Rowing jackets is no longer a newcomer to the ready-to-wear menswear space. A brand founded by a writer, archaeologist and three-time member of the US Rowing Team, Jack Carlson, only five years old, but it quickly outgrew amateur broadcasting. Before, the brand really only sold rugby and t-shirts. Now it’s a bona fide behemoth with suits, outerwear, shoes, bespoke shirts, vintage watches and homewares, knitwear and even womenswear.

So how did the brand go from a humble upstart with a pop-up in Soho to a major player with investment from Capital of Winklevoss (yes what Winklevoss)? Carlson uses his historical knowledge to turn a classic on its head, making it more appealing to a wider audience. He almost single-handedly spurred the revival of the rugby shirt and was a driving force in bringing the prep teams back to glory – even if others have since carried the torch.

A patchwork suit is a statement piece.


In fact, he no longer sees Rowing Blazers as a “prep” brand, even if that’s where its roots lie. With the brand’s Fall/Winter 2022 collection, Carlson is working to change the image of preppy pieces by incorporating references to sports, streetwear and pop culture. By using expressive patterns, interesting textures, and lots and lots of non-pastel colors, he makes it fun—and a truer expression of his own preferences than those of his past adopters.

To get a better understanding of what this collection means to him, as well as the broader menswear community, we caught up with Carlson to talk about what’s changed since 2017, what’s next, and what Rowing Blazers is if not a gear brand.

rowing blazers

“I like bright colors,” Carlson says of her eclectic taste.


What does this collection represent for Rowing Blazers? Growing up? Coming out? Or is it more of the same?

This collection represents the next step in the evolution of Rowing Blazers, but also in some ways takes us back to our roots – for example, with a strong focus on tailored garments, which are now available ready-to-wear (instead of just-made-to-order) for the first time since 2020 year. I think this collection is coming of age in a way because it feels a little bit more grown up, a little bit more mature. We continue some of our long-standing partnerships — with Beaver, Sperry, Warm and wonderful, Giles and George — and making new ones — Hunter, ’47, J Stark, and a few more things launching later this year.

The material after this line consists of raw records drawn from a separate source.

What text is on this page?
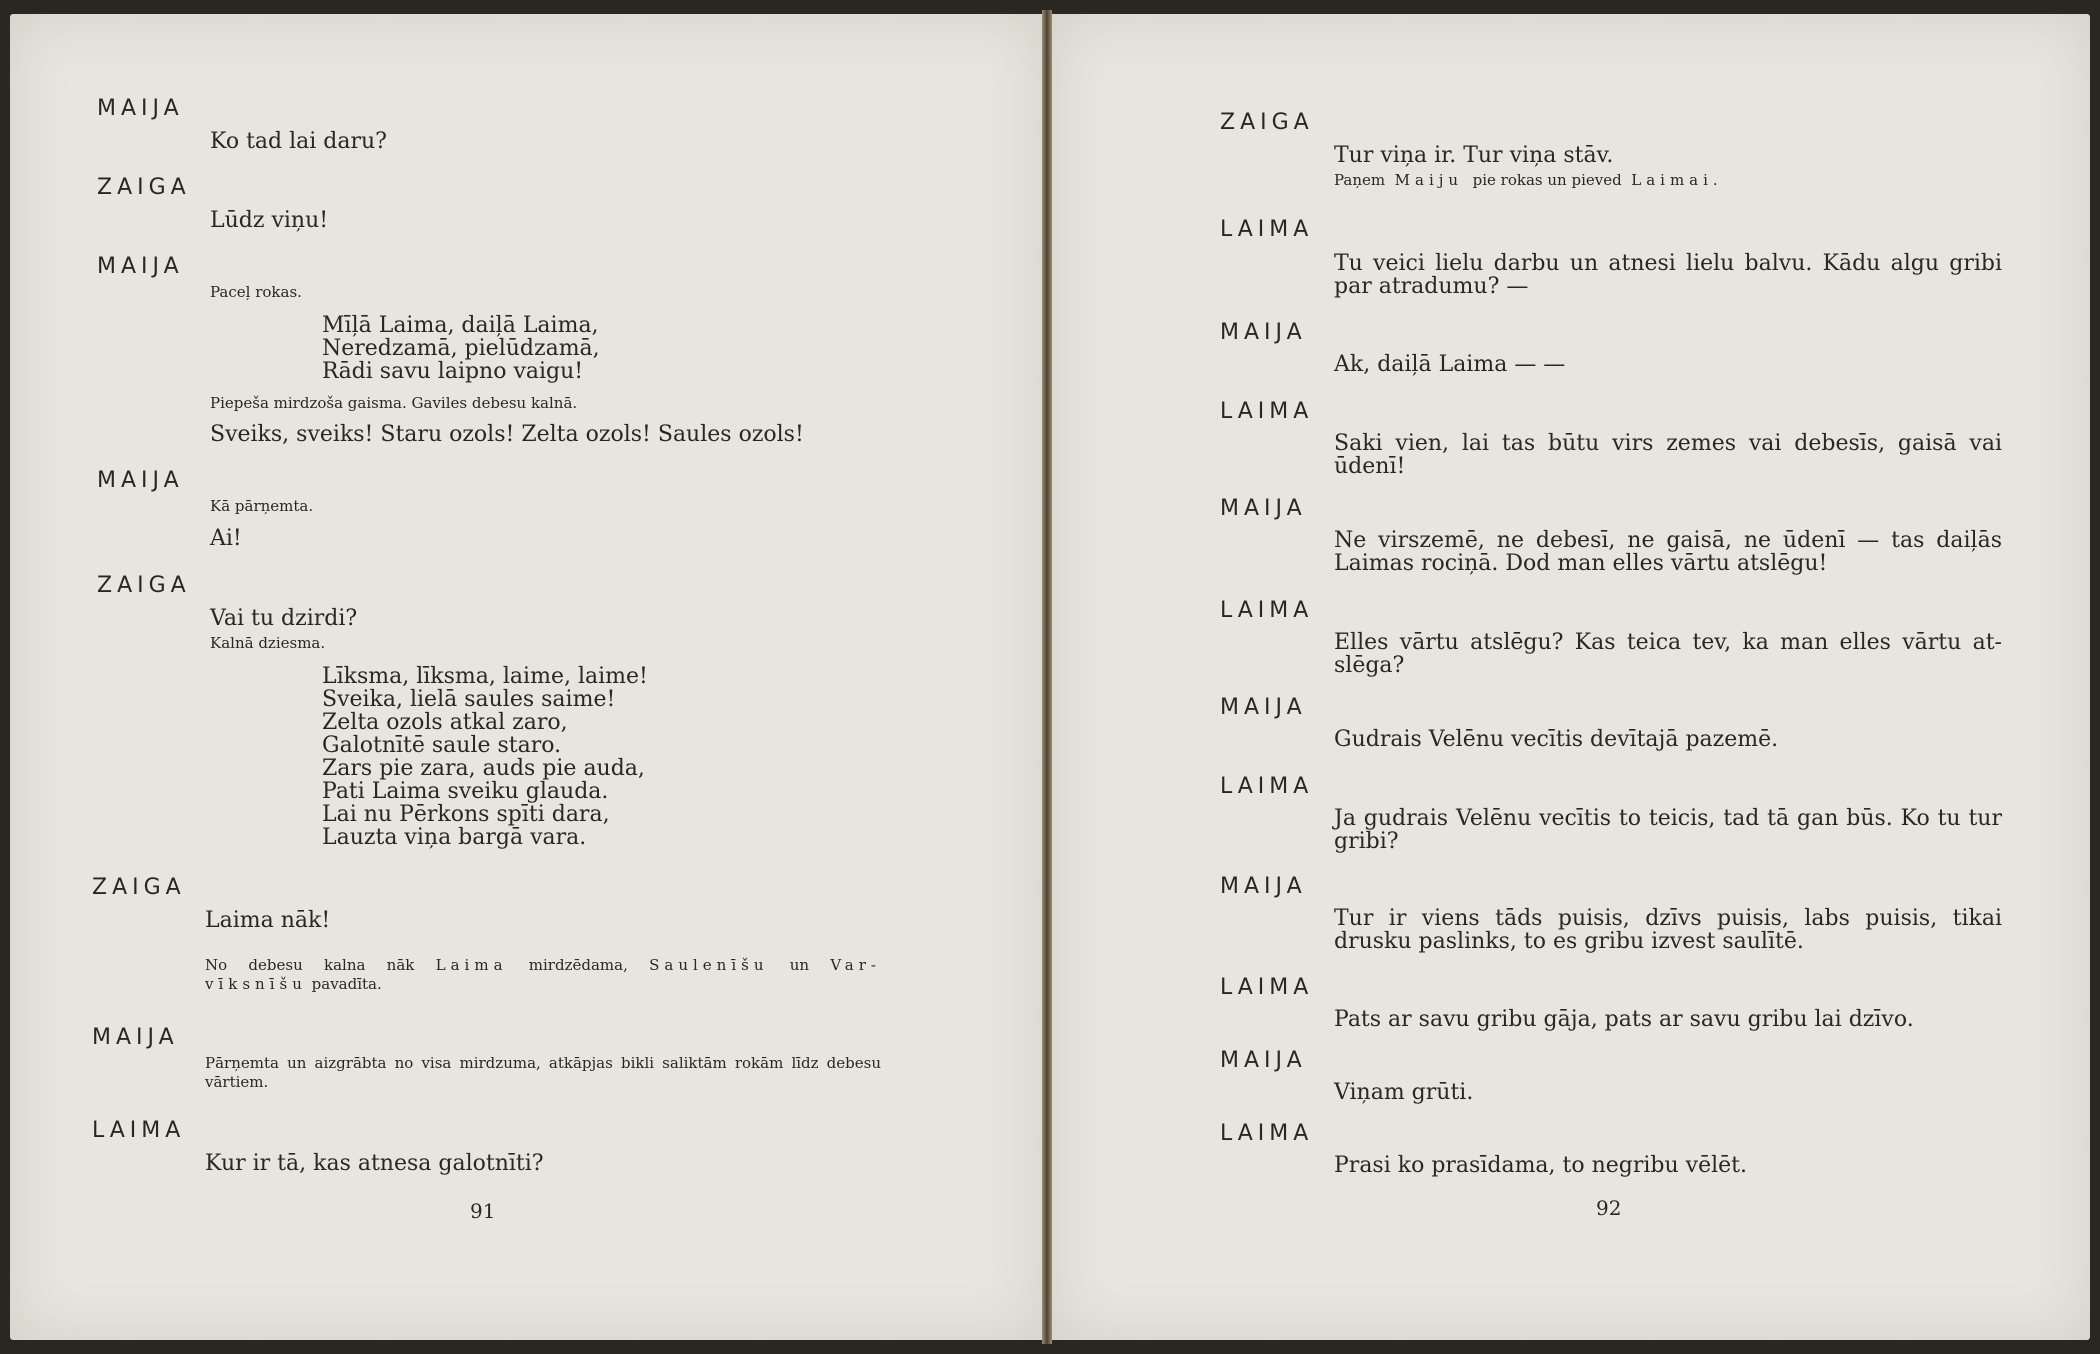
MAIJA
Ko tad lai daru?
ZAIGA
Lūdz viņu!
MAIJA
Paceļ rokas.
Mīļā Laima, daiļā Laima,
Neredzamā, pielūdzamā,
Rādi savu laipno vaigu!
Piepeša mirdzoša gaisma. Gaviles debesu kalnā.
Sveiks, sveiks! Staru ozols! Zelta ozols! Saules ozols!
MAIJA
Kā pārņemta.
Ai!
ZAIGA
Vai tu dzirdi?
Kalnā dziesma.
Līksma, līksma, laime, laime!
Sveika, lielā saules saime!
Zelta ozols atkal zaro,
Galotnītē saule staro.
Zars pie zara, auds pie auda,
Pati Laima sveiku glauda.
Lai nu Pērkons spīti dara,
Lauzta viņa bargā vara.
ZAIGA
Laima nāk!
No debesu kalna nāk Laima mirdzēdama, Saulenīšu un Var-
vīksnīšu pavadīta.
MAIJA
Pārņemta un aizgrābta no visa mirdzuma, atkāpjas bikli saliktām rokām līdz debesu vārtiem.
LAIMA
Kur ir tā, kas atnesa galotnīti?
91
ZAIGA
Tur viņa ir. Tur viņa stāv.
Paņem Maiju pie rokas un pieved Laimai.
LAIMA
Tu veici lielu darbu un atnesi lielu balvu. Kādu algu gribi par atradumu? —
MAIJA
Ak, daiļā Laima — —
LAIMA
Saki vien, lai tas būtu virs zemes vai debesīs, gaisā vai ūdenī!
MAIJA
Ne virszemē, ne debesī, ne gaisā, ne ūdenī — tas daiļās Laimas rociņā. Dod man elles vārtu atslēgu!
LAIMA
Elles vārtu atslēgu? Kas teica tev, ka man elles vārtu at-slēga?
MAIJA
Gudrais Velēnu vecītis devītajā pazemē.
LAIMA
Ja gudrais Velēnu vecītis to teicis, tad tā gan būs. Ko tu tur gribi?
MAIJA
Tur ir viens tāds puisis, dzīvs puisis, labs puisis, tikai drusku paslinks, to es gribu izvest saulītē.
LAIMA
Pats ar savu gribu gāja, pats ar savu gribu lai dzīvo.
MAIJA
Viņam grūti.
LAIMA
Prasi ko prasīdama, to negribu vēlēt.
92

The basics are there too, including a rugby shirt as always. I remember when we first came out rugby shirts in 2017. Everyone told me they weren’t cool anymore. Even my own business partner! I’d like to think we’ve played a part in the revival of rugby, which of course every brand is doing now – although ours are still made in Europe on vintage knitting machines.

Is there a greater emphasis on your balance between British and American influences in this collection?

Our aesthetic has always been based on classic British and American aesthetics (with some Japanese influences as well). I think it just comes to the fore in this collection. I grew up on both sides of the Atlantic, living in London as a young child, then Boston in high school. As an adult, I lived in the UK for about six years before coming to New York. I’m an Anglophile and that’s part of the Rowing Blazers image. I think it’s really clear this season with knits, tweeds and tartans, but it always is.

rowing blazers

Previously, suits could only be made to order. Now you can order them in any size.


Are textures and patterns the core of Rowing Blazers? Have they always been there? That means: loose corduroys, tweeds, tartans and colorful rugby stripes.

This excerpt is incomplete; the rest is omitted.